Владислав быстро взглянул на него.

– Вы что-нибудь заметили? – спросил он.

– А ты?

– Ничего определенного. Но вчера, еще до того, как Карелу стало совсем плохо, мы с ним спустились в люк на главной, площади и там… ну, словом, там кто-то есть, какие-то живые существа, я в этом уверен. Хотя ничего определенного сказать не могу.

– А все же? – спросил Таланов.

– За нами кто-то следил. Я не видел, скорее чувствовал.

– Почему сразу не сказал?

– Из-за Карела. С ним начало все это твориться… Он тоже как будто чувствовал, что следят, а потом наверху я его спросил, и он ответил, что это нам показалось.

– Да ведь ему все стало казаться сном, – заметил Таланов.

– Ну да, но это потом, а тогда я решил, что мне тоже показалось.

– А теперь ты так не считаешь?

– Не считаю.

Таланов подумал.

– Казимир, можешь ты сочинить небольшую записку на их языке? Написать крупными знаками несколько простых вопросов? На всякий случай.

– Постараюсь, – Казимир поднял сияющие синие глаза на Таланова. Что надо написать? Мой «Линг», я думаю, быстро справится.

«Линг» – это был электронный анализатор языка, усовершенствованный Казимиром, его гордость и радость. Все знали: Казимир потому и согласился на внезапную и долгую разлуку со своей Кристиной, что не устоял перед блестящей возможностью испытать способности «Линга» на совершенно чуждых языковых системах.

– Я думаю так: «Мы прилетели к вам издалека». Тут надо рисунком показать, откуда мы: отметить путь от Земли до них. Кстати, как все-таки они называют свою планету?

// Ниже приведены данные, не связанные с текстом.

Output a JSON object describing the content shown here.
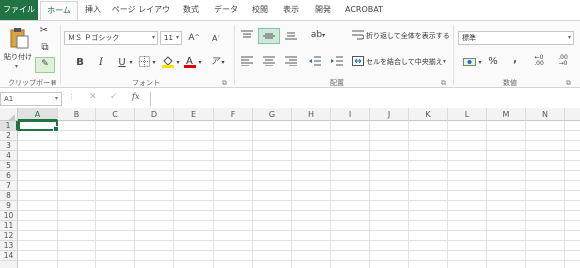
{
  "tabs": [
    "ファイル",
    "ホーム",
    "挿入",
    "ページ レイアウト",
    "数式",
    "データ",
    "校閲",
    "表示",
    "開発",
    "ACROBAT"
  ],
  "clipboard": {
    "paste_label": "貼り付け",
    "group_label": "クリップボード"
  },
  "font": {
    "name_value": "ＭＳ Ｐゴシック",
    "size_value": "11",
    "group_label": "フォント",
    "fill_color": "#ffe600",
    "font_color": "#e00000"
  },
  "alignment": {
    "wrap_label": "折り返して全体を表示する",
    "merge_label": "セルを結合して中央揃え",
    "group_label": "配置"
  },
  "number": {
    "format_value": "標準",
    "percent_symbol": "%",
    "comma_symbol": ",",
    "group_label": "数値"
  },
  "formula_bar": {
    "name_box": "A1",
    "fx": "fx"
  },
  "columns": [
    "A",
    "B",
    "C",
    "D",
    "E",
    "F",
    "G",
    "H",
    "I",
    "J",
    "K",
    "L",
    "M",
    "N"
  ],
  "rows": [
    "1",
    "2",
    "3",
    "4",
    "5",
    "6",
    "7",
    "8",
    "9",
    "10",
    "11",
    "12",
    "13",
    "14"
  ]
}
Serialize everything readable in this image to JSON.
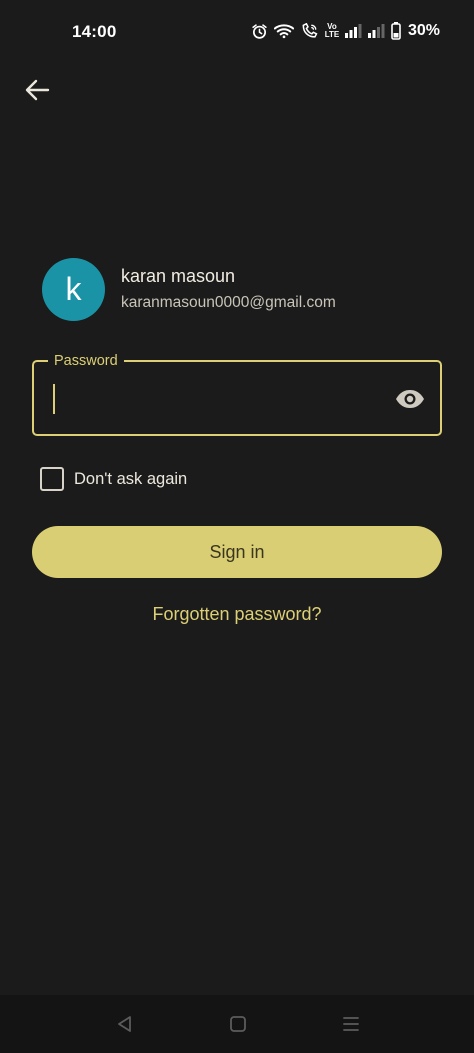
{
  "status_bar": {
    "time": "14:00",
    "volte_top": "Vo",
    "volte_bottom": "LTE",
    "battery_percent": "30%",
    "icons": [
      "alarm-icon",
      "wifi-icon",
      "wifi-call-icon",
      "volte-icon",
      "signal-icon",
      "signal-icon",
      "battery-icon"
    ]
  },
  "header": {
    "back_icon": "back-arrow-icon"
  },
  "account": {
    "avatar_letter": "k",
    "avatar_color": "#1b93a6",
    "name": "karan masoun",
    "email": "karanmasoun0000@gmail.com"
  },
  "password": {
    "label": "Password",
    "value": "",
    "toggle_icon": "eye-icon"
  },
  "remember": {
    "label": "Don't ask again",
    "checked": false
  },
  "actions": {
    "sign_in_label": "Sign in",
    "forgot_label": "Forgotten password?"
  },
  "colors": {
    "accent": "#dccf75",
    "button_bg": "#d9ce73",
    "background": "#1b1b1b"
  },
  "nav_bar": {
    "icons": [
      "back-triangle-icon",
      "home-square-icon",
      "recents-menu-icon"
    ]
  }
}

– Боюсь, что на слух этого не уловишь. У них очень сложная фонетическая система, все зависит от высоты и модуляции звука. Не то Энимеен, не то Инемиин…

– А «Линг» что говорит?

– В том-то и дело, что «Линг» не говорит, а пишет, – смущенно сказал Казимир. – Он все это подробно объясняет, а я все равно не могу уловить особенностей произношения. Если б услышать живую речь…

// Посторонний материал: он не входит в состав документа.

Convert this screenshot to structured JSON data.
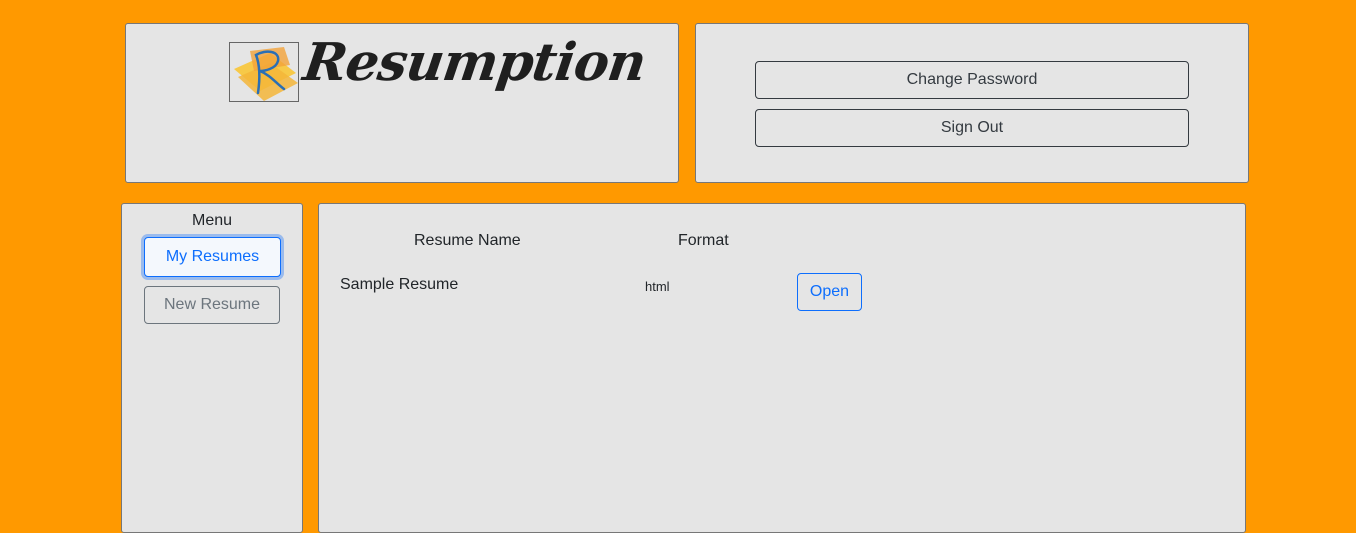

– Да, если б! – усмехнулся Таланов. – Словом, запиши текст. Дальше так: «Хотим срочно поговорить с вами. Мы ваши друзья. Почему вы прячетесь?» Ну, хватит на первый раз. Тем более, что непонятно; где и как мы их увидим.

– Сочиняй, – сказал Таланов. – Привет «Лингу». Я пока пойду к Виктору.

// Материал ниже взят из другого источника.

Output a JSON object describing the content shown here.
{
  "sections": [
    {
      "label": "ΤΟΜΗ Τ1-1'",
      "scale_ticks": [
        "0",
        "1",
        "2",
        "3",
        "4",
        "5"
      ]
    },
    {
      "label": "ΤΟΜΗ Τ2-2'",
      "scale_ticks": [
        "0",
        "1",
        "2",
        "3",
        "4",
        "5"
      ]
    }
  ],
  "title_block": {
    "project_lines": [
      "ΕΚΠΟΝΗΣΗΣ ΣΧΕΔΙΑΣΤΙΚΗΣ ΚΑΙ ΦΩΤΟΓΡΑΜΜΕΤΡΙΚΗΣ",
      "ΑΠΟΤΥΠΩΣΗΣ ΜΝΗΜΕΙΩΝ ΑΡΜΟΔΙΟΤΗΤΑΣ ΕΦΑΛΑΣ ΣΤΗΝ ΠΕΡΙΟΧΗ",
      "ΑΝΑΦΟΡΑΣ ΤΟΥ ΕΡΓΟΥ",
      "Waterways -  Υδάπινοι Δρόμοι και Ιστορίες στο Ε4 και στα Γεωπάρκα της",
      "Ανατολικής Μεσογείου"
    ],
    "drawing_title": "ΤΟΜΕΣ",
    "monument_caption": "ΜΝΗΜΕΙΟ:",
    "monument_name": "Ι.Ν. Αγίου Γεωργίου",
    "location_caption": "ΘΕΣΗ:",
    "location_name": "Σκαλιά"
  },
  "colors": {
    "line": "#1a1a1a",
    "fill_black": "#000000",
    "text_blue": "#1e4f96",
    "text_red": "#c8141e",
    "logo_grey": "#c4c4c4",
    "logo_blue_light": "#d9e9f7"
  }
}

Владиславу не хотелось снова видеть больных – впрочем, Виктор все равно держал их теперь в изоляторе и никого туда не впускал. Не хотелось смотреть и на то, как молниеносно перемигиваются зеленые и красные огоньки на белом пульте «Линга». Он остался в кабине и откинулся на спинку сиденья, почувствовав страшную усталость. «Мы все равно ни черта не успеем… К чему это все?» – подумал он и вдруг испугался: а что, если это уже начало болезни? Он вскочил и начал быстро расхаживать по кабине. Потом решил проверить, не кажется ли ему собственное тело чужим, и стал делать гимнастические упражнения. Казимир появился в тот момент, когда Владислав с яростью наносил удары по невидимой мишени. Владислав сразу остановился и почувствовал, что краснеет.